Earlier this year, the stationary bike company Peloton sued its competitor Flywheel into oblivion. Peloton accused Flywheel of stealing its intellectual property and Flywheel shut down its remote classroom service. Suddenly, customers who’d bought $2,000 bikes to use Flywheel’s service had obsolete machines.
But now, some previously bricked Flywheel bikes are coming back to life. A Flywheel user wrote Gymnasticon, a program to free their Flywheel from the tyranny of bricking. They’ve released the program for free via Github.
When Flywheel bricked its bikes in February, users only had a few options. They could swap out their Flywheel for a refurbished Peloton and join the Peloton ecosystem, use Flywheel’s new app, or sign up for a service like Zwift—a biking MMO. Every option had drawbacks. Flywheel users may not want a Peloton after the company bricked their bikes, Flywheel’s new app doesn’t include virtual classes, and Zwift requires you to buy extra equipment to make it work.
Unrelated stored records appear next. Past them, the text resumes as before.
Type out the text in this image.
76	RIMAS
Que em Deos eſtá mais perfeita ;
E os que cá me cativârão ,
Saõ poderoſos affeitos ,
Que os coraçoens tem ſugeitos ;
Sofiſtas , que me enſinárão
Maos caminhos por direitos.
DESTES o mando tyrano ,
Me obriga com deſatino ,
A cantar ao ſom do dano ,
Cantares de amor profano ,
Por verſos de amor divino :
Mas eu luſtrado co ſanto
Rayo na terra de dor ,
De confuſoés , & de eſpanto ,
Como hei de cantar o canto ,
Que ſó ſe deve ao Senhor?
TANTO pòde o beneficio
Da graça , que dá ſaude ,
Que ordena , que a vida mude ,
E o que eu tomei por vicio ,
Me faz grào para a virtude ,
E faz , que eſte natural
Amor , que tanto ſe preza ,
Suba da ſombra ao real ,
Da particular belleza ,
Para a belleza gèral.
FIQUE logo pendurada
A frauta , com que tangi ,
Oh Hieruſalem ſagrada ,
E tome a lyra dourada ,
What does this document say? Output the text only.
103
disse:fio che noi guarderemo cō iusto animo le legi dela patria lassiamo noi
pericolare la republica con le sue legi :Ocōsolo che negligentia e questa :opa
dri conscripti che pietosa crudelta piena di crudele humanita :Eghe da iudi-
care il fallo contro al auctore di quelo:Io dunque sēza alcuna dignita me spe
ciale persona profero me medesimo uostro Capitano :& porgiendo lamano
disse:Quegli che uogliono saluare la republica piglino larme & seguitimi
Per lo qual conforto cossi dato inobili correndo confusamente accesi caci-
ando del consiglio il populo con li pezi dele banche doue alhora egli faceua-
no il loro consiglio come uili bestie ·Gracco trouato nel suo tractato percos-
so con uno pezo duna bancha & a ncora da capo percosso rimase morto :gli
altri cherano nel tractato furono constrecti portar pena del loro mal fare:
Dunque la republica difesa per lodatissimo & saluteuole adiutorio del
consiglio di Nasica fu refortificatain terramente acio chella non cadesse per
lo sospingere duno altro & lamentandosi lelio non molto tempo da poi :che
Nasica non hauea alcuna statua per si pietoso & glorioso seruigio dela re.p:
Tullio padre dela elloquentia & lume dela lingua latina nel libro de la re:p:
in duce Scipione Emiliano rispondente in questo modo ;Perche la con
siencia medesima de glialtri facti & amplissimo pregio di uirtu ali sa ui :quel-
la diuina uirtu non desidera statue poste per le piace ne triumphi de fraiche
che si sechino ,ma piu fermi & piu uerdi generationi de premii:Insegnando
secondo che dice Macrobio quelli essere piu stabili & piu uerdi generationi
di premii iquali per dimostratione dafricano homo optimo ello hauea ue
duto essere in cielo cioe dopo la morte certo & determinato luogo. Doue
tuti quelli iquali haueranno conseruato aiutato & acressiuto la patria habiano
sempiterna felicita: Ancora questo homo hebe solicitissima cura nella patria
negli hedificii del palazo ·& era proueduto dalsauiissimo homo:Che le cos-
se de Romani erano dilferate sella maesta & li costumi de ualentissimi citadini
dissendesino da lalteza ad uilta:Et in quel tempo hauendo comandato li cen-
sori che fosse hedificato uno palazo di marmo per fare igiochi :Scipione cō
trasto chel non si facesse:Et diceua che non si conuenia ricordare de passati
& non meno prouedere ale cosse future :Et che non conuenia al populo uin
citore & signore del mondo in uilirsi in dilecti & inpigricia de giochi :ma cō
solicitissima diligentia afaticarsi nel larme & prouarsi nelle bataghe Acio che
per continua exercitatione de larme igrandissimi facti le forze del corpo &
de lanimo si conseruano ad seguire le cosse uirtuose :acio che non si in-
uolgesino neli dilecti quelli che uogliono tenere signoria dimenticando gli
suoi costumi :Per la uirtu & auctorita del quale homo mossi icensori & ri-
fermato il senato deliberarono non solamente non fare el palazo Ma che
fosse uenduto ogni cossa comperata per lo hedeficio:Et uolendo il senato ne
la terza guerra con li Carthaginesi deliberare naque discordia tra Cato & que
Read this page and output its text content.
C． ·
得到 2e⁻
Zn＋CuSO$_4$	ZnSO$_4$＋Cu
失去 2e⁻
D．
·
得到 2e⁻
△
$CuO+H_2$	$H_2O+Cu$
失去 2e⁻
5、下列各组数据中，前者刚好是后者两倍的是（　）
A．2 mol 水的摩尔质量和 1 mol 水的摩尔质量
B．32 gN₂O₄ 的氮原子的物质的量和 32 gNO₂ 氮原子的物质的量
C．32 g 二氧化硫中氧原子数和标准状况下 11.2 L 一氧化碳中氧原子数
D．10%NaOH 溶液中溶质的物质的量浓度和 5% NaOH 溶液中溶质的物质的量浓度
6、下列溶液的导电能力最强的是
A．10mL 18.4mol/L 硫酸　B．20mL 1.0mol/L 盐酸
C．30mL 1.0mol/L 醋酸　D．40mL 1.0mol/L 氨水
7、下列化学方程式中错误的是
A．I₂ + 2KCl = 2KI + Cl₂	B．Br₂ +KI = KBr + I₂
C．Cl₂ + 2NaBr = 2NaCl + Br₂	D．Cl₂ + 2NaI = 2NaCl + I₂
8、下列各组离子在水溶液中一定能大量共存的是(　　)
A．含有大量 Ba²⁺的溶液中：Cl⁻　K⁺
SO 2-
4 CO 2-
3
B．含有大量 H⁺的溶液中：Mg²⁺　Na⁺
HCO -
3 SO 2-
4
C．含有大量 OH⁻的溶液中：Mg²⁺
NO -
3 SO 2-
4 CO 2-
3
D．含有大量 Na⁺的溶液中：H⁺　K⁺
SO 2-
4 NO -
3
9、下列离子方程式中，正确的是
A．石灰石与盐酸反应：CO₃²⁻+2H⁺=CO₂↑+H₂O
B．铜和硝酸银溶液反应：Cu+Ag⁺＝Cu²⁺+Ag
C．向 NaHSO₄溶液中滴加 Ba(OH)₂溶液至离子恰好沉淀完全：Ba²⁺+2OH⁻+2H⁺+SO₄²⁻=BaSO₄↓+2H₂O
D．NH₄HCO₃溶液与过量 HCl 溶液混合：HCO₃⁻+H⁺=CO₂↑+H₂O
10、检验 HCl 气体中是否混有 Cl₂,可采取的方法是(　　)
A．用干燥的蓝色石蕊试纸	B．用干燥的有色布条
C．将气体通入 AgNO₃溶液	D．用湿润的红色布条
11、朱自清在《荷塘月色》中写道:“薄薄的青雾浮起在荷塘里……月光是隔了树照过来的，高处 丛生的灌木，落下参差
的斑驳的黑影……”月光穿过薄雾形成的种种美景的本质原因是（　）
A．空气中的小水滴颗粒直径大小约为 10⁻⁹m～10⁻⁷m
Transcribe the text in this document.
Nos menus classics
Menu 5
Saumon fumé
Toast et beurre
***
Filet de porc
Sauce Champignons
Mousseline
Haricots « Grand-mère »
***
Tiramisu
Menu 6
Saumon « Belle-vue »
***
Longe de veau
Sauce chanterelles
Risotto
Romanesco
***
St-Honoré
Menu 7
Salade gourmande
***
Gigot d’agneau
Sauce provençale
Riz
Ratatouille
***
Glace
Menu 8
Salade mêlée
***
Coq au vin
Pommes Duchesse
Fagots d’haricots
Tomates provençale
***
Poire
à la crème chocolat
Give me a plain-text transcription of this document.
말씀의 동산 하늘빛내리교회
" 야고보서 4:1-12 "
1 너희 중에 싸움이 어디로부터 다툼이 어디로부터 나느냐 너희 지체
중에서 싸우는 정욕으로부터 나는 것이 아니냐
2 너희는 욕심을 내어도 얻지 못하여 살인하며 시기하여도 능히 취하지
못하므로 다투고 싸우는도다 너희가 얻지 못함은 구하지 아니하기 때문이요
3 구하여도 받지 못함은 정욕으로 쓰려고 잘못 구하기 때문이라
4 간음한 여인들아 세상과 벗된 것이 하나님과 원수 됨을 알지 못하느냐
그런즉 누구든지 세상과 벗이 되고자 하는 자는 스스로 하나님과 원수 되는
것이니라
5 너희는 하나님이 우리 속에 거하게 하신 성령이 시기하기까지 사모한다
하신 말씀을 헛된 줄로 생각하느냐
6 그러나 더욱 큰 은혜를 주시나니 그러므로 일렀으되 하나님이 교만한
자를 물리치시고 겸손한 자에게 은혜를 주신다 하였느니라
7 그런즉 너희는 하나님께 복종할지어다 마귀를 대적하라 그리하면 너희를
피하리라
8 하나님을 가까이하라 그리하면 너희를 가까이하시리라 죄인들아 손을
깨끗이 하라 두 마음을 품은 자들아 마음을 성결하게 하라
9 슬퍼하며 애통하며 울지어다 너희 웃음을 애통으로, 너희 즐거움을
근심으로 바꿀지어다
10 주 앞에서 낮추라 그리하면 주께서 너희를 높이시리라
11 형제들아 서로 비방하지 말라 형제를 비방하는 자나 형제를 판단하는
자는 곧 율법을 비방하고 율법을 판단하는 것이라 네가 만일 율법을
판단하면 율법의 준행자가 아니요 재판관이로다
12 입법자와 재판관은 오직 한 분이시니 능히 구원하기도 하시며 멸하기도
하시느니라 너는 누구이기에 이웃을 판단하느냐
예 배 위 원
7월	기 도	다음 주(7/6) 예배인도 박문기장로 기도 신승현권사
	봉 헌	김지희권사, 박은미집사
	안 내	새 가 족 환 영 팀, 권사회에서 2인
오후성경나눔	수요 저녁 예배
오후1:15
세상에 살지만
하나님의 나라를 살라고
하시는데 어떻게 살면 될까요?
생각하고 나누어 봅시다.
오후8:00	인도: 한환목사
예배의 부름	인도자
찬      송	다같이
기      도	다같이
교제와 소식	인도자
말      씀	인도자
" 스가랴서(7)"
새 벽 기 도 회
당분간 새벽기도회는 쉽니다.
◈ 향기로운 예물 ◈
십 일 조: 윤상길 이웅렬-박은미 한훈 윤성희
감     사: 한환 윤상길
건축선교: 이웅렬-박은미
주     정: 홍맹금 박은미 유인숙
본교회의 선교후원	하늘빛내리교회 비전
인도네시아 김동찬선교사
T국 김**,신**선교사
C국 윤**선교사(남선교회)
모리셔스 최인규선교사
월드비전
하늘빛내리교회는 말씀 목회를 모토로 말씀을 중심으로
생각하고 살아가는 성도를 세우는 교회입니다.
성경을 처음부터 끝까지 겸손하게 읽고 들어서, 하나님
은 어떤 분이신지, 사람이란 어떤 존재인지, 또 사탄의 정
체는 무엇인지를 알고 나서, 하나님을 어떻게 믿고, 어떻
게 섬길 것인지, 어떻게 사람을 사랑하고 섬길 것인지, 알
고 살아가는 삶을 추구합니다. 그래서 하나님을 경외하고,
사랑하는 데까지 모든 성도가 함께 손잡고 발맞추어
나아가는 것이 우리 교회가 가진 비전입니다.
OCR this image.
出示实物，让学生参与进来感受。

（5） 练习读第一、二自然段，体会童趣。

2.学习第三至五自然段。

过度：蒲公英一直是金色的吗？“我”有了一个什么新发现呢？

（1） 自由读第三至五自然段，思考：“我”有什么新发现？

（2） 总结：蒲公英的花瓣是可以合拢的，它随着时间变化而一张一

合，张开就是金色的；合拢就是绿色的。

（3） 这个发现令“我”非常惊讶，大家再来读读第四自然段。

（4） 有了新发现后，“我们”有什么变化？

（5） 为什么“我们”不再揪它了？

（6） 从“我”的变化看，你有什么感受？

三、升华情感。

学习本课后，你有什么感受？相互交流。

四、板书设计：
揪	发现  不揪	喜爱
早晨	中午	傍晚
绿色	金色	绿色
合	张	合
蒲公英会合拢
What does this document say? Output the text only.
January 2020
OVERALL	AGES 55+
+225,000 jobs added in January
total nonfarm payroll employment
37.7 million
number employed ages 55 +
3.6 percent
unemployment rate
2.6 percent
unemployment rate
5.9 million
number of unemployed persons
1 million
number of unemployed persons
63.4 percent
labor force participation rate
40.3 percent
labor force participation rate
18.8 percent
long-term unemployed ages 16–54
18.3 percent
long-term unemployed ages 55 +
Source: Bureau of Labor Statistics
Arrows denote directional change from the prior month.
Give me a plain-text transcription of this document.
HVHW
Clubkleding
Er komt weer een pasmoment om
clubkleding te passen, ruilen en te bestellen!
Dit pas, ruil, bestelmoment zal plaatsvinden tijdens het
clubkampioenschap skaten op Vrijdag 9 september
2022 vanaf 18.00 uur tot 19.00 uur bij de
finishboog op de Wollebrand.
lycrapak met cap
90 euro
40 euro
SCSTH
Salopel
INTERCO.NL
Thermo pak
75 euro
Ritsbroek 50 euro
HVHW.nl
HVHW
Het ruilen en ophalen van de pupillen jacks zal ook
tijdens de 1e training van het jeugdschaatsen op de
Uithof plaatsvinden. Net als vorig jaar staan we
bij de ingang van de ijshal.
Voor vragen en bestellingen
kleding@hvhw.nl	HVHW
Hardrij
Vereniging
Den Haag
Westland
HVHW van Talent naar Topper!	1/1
Gymnasticon author ptx2 wanted to avoid all that. They wanted their Flywheel bike to work with Zwift and other apps without the need for extra equipment. “The primary goal is to make the Flywheel Home Bike work with Zwift,” they wrote in a post explaining the project. “It would be great if it also works with other cycling apps like TrainerRoad and Rouvy. The solution should be easy to use for a non-developer and non-destructive to the bike.”
Ptx2 used a Raspberry Pi 4 running Linux and a Bluetooth adapter to act as an intermediary between the Flywheel bike and Zwift. The Flywheel has a USB port and they used that to power the Pi. Running their simple program, the bike transmits data to the Pi which sends it along to Zwift.
“This has been in daily use for over 2,000 miles and works really well,” Ptx2 wrote on their blog. “Zwift is a lot of fun. TrainerRoad and Rouvy work but I haven’t used them much. The Raspberry Pi Zero W is very versatile and affordable. It’s great that it can be powered by USB. The Flywheel Home Bike is a very solid build quality bike. I’m glad to have found a way to reuse it.”